For some time now, the green screen has been the maligned enemy of many film lovers. Actors find it difficult; audiences say nothing is real any more. Word has it that it gave Ian McKellen such a traumatic time on The Hobbit that he almost quit acting. “This is not why I became an actor,” he reportedly complained on the shoot; the crew had to decorate his trailer with Lord of the Rings paraphernalia just to cheer him up. So, why do actors put themselves through this degrading experience? I would never be so cynical as to suggest they shared the philosophy of Michael Caine, who when asked if he’d ever watched his work in Jaws 4, replied, “No. But I have seen the house it bought for my mum. It’s fantastic!”

It’d be a much easier meal ticket to just do a few adverts, which wouldn’t involve any airless press junkets and certainly hasn’t done Kevin Bacon any harm. Because, actually, here’s the point critics miss about green-screen acting. Christian Bale might have been bored. Elizabeth Olsen might have been embarrassed. But make no mistake: acting with a green screen is work – and it’s hard work. These aren’t performances that can simply be phoned in. Instead, they require skill, concentration, imagination and endurance.

It’s a point that Olsen makes herself. “These movies are very silly, but you have to act your ass off for them to work,” she said. To regard them as some kind of walk in the park would be to buy into a dangerous line of snobbery. In fact, it’s something that Olsen has discussed before. She told The Independent earlier this year that she gets frustrated when people make Marvel movies “seem like a lesser type of art”. The WandaVision star made clear that these projects require plenty of craft for them to come together, and “throwing Marvel under the bus takes away from the hundreds of very talented crew people”.
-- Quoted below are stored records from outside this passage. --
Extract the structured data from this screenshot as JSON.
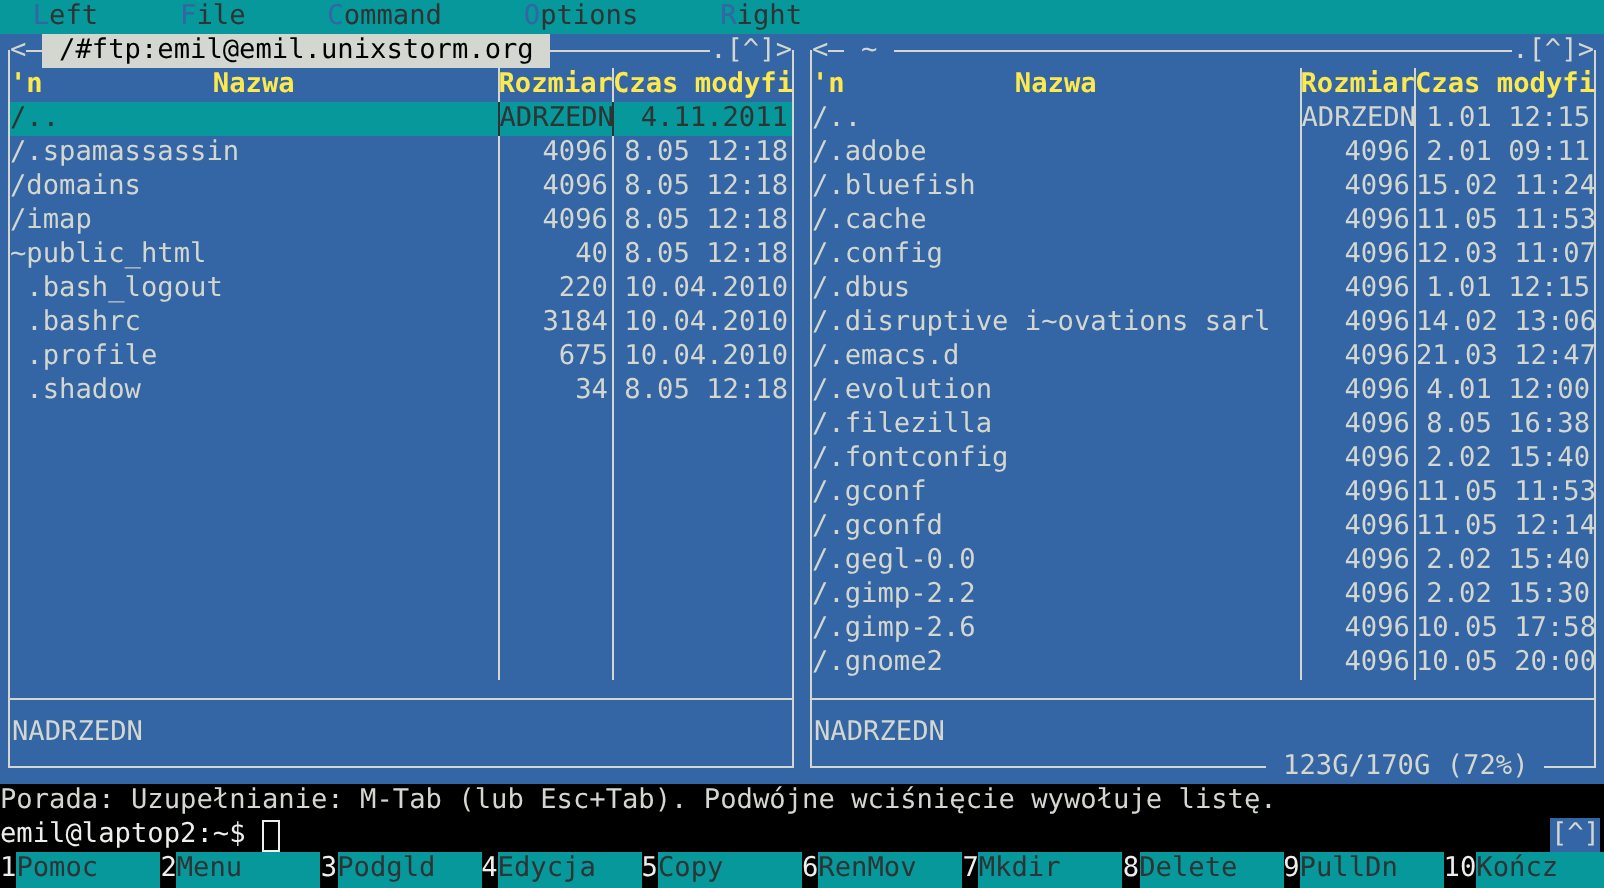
{
  "menu": [
    {
      "hotkey": "L",
      "rest": "eft"
    },
    {
      "hotkey": "F",
      "rest": "ile"
    },
    {
      "hotkey": "C",
      "rest": "ommand"
    },
    {
      "hotkey": "O",
      "rest": "ptions"
    },
    {
      "hotkey": "R",
      "rest": "ight"
    }
  ],
  "panels": [
    {
      "prev": "<",
      "title": "/#ftp:emil@emil.unixstorm.org",
      "active": true,
      "hidden_toggle": ".",
      "history": "[^]",
      "next": ">",
      "columns": {
        "sort": "'n",
        "name": "Nazwa",
        "size": "Rozmiar",
        "time": "Czas modyfi"
      },
      "rows": [
        {
          "name": "/..",
          "size": "ADRZEDN",
          "time": "4.11.2011",
          "selected": true
        },
        {
          "name": "/.spamassassin",
          "size": "4096",
          "time": "8.05 12:18",
          "selected": false
        },
        {
          "name": "/domains",
          "size": "4096",
          "time": "8.05 12:18",
          "selected": false
        },
        {
          "name": "/imap",
          "size": "4096",
          "time": "8.05 12:18",
          "selected": false
        },
        {
          "name": "~public_html",
          "size": "40",
          "time": "8.05 12:18",
          "selected": false
        },
        {
          "name": " .bash_logout",
          "size": "220",
          "time": "10.04.2010",
          "selected": false
        },
        {
          "name": " .bashrc",
          "size": "3184",
          "time": "10.04.2010",
          "selected": false
        },
        {
          "name": " .profile",
          "size": "675",
          "time": "10.04.2010",
          "selected": false
        },
        {
          "name": " .shadow",
          "size": "34",
          "time": "8.05 12:18",
          "selected": false
        }
      ],
      "mini_status": "NADRZEDN"
    },
    {
      "prev": "<",
      "title": "~",
      "active": false,
      "hidden_toggle": ".",
      "history": "[^]",
      "next": ">",
      "columns": {
        "sort": "'n",
        "name": "Nazwa",
        "size": "Rozmiar",
        "time": "Czas modyfi"
      },
      "rows": [
        {
          "name": "/..",
          "size": "ADRZEDN",
          "time": "1.01 12:15",
          "selected": false
        },
        {
          "name": "/.adobe",
          "size": "4096",
          "time": "2.01 09:11",
          "selected": false
        },
        {
          "name": "/.bluefish",
          "size": "4096",
          "time": "15.02 11:24",
          "selected": false
        },
        {
          "name": "/.cache",
          "size": "4096",
          "time": "11.05 11:53",
          "selected": false
        },
        {
          "name": "/.config",
          "size": "4096",
          "time": "12.03 11:07",
          "selected": false
        },
        {
          "name": "/.dbus",
          "size": "4096",
          "time": "1.01 12:15",
          "selected": false
        },
        {
          "name": "/.disruptive i~ovations sarl",
          "size": "4096",
          "time": "14.02 13:06",
          "selected": false
        },
        {
          "name": "/.emacs.d",
          "size": "4096",
          "time": "21.03 12:47",
          "selected": false
        },
        {
          "name": "/.evolution",
          "size": "4096",
          "time": "4.01 12:00",
          "selected": false
        },
        {
          "name": "/.filezilla",
          "size": "4096",
          "time": "8.05 16:38",
          "selected": false
        },
        {
          "name": "/.fontconfig",
          "size": "4096",
          "time": "2.02 15:40",
          "selected": false
        },
        {
          "name": "/.gconf",
          "size": "4096",
          "time": "11.05 11:53",
          "selected": false
        },
        {
          "name": "/.gconfd",
          "size": "4096",
          "time": "11.05 12:14",
          "selected": false
        },
        {
          "name": "/.gegl-0.0",
          "size": "4096",
          "time": "2.02 15:40",
          "selected": false
        },
        {
          "name": "/.gimp-2.2",
          "size": "4096",
          "time": "2.02 15:30",
          "selected": false
        },
        {
          "name": "/.gimp-2.6",
          "size": "4096",
          "time": "10.05 17:58",
          "selected": false
        },
        {
          "name": "/.gnome2",
          "size": "4096",
          "time": "10.05 20:00",
          "selected": false
        }
      ],
      "mini_status": "NADRZEDN",
      "disk_usage": "123G/170G (72%)"
    }
  ],
  "hint": "Porada: Uzupełnianie: M-Tab (lub Esc+Tab). Podwójne wciśnięcie wywołuje listę.",
  "prompt": {
    "text": "emil@laptop2:~$",
    "history": "[^]"
  },
  "function_keys": [
    {
      "number": "1",
      "label": "Pomoc"
    },
    {
      "number": "2",
      "label": "Menu"
    },
    {
      "number": "3",
      "label": "Podgld"
    },
    {
      "number": "4",
      "label": "Edycja"
    },
    {
      "number": "5",
      "label": "Copy"
    },
    {
      "number": "6",
      "label": "RenMov"
    },
    {
      "number": "7",
      "label": "Mkdir"
    },
    {
      "number": "8",
      "label": "Delete"
    },
    {
      "number": "9",
      "label": "PullDn"
    },
    {
      "number": "10",
      "label": "Kończ"
    }
  ]
}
It’s justified to wish for a world where superhero movies weren’t getting so much of the investment. I for one miss the days when I could go to the cinema and watch fancy literary adaptations and mildly problematic upper-class romcoms. But to dismiss them and the work that goes into them as dumb and soulless feels elitist and wrong. We make fun of actors for their earnest pursuit of verisimilitude – hi, Jeremy Strong – but it’s also a fixation that holds all forms of entertainment to ludicrously high standards. As Ewan McGregor complained about his work on the Star Wars prequels, “I don’t want to be rude, but it’s not Shakespeare.” But he also added that “it was quite hard to do”. These performances may require a different kind of acting, but it is certainly acting.

Elizabeth Olsen described acting in ‘Avengers: Infinity War’ as ‘embarrassing’ (Marvel Studios)
Elizabeth Olsen described acting in ‘Avengers: Infinity War’ as ‘embarrassing’ (Marvel Studios)

In our content-hungry climate, it now seems we can create anything, and consume anything. We want more stuff to watch on our screens, all of the time. It’s convenient to think of films that employ green screen as products on a conveyor belt, but the parts are made by people, not robots.

Besides: what would YOU do, if you were confronted by a grown man in a body suit crouching in a corner, covered in dots? I wouldn’t be able to keep a straight face, let alone sputter a single line. For this, I thank the actors, sacrificing their dignity and their souls. All that embarrassment and monotony, simply in the name of my enjoyment.